B.3.1 Ethical review and informed consent
As stated in A.3.1, Members should ensure that ethical reviews and the collection of individual informed consents are not affected by the nature and extent of risks and follow the principles articulated in the 2008 Declaration of Helsinki and the ICH E6 guideline.
B.3.2 Approval by regulatory bodies
It should be possible to adapt the content of the application dossier based on the protocol of the individual trial.
B.3.3 Safety reporting
It should be possible to adapt the adverse event reporting requirements to the individual trial, to the nature of the intervention and cumulated previous experience, and to the medical condition of the patient population. It should also be possible, in agreement with the appropriate regulatory bodies, to include specific provisions in the trial protocol for the reporting of some types of foreseeable adverse events to be waived. The requirement for a Data Safety and Monitoring Board should also be linked to the nature of the trial.
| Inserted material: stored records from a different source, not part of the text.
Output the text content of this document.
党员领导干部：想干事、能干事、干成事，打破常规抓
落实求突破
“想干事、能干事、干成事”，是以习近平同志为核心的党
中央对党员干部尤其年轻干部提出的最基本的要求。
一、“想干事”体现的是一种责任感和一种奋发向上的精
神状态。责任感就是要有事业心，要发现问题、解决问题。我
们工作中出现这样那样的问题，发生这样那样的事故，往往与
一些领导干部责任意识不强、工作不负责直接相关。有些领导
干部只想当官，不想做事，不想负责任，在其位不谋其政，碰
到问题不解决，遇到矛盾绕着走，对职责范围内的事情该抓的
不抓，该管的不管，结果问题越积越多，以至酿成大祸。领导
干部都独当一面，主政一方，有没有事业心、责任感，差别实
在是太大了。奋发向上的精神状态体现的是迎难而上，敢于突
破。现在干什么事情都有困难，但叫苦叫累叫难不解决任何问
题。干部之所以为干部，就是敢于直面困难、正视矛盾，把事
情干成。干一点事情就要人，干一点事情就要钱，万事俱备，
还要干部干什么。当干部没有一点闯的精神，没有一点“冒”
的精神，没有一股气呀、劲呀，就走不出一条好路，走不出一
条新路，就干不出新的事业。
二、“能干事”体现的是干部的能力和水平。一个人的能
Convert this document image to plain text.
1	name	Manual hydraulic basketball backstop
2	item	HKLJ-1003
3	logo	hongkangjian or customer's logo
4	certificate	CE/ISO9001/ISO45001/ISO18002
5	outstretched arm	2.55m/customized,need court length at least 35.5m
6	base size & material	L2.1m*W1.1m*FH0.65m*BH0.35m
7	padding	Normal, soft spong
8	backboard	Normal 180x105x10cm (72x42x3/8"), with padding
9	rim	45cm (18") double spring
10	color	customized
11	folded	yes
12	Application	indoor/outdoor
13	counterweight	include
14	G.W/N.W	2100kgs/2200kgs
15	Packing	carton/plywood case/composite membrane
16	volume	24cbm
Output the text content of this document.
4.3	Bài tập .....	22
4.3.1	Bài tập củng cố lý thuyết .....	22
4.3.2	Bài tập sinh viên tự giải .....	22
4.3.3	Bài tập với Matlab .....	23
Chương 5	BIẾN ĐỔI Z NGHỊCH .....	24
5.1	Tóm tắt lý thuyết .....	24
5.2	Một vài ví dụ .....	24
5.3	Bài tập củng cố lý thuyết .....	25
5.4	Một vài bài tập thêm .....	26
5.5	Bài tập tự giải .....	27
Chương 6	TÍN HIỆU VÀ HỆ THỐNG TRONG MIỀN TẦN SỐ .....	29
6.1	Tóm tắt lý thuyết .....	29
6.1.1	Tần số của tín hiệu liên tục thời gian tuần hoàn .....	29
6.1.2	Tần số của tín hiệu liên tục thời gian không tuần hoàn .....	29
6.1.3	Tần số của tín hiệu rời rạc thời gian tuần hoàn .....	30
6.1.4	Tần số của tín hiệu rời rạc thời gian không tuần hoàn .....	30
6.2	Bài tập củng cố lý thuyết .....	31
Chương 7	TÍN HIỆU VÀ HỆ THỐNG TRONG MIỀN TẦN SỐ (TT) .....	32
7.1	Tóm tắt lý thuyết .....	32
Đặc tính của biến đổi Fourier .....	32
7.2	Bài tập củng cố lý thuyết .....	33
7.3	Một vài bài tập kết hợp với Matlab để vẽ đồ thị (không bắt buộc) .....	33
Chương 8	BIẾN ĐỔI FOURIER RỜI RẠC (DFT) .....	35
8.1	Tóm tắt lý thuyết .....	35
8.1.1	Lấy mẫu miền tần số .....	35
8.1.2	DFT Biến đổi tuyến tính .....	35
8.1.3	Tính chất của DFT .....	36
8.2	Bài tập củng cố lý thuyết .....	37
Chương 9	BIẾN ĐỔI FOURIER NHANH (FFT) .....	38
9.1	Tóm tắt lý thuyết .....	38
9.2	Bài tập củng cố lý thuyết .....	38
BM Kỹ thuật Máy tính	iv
B.3.4 Management of the medicinal product
Given that the objective of the trial and the risk assessment may affect the traceability of the medicinal product, labelling should take into account the particularities of the trial, the blinding procedure, the way of administering the medicinal product and the characteristics of the patient population. Treatment compliance regimes should also be adapted in line with the objectives of the clinical trial.
Indemnification/insurance provisions and costs, where required, should be proportionate to the risk to participants' integrity and safety. Risk assessment principles similar to those described in principle B.1.II should be used to determine the nature and extent of risk to patients’ physical integrity and safety. Common risk assessment tools should be developed to help assess risks in a manner that is consistent across locales.
B.3.6 Quality management
Trial quality management should adapt to the particularities of the trial and to the nature and extent of risks. Risk assessment should identify the key trial parameters. Quality management plans should focus on mitigating key risks.
B.3.7 Control procedures
Inspections, audits and monitoring should be established in a manner that is proportionate to the risk stratification and trial-specific assessment, and take into account the provisions made to take these risks into account.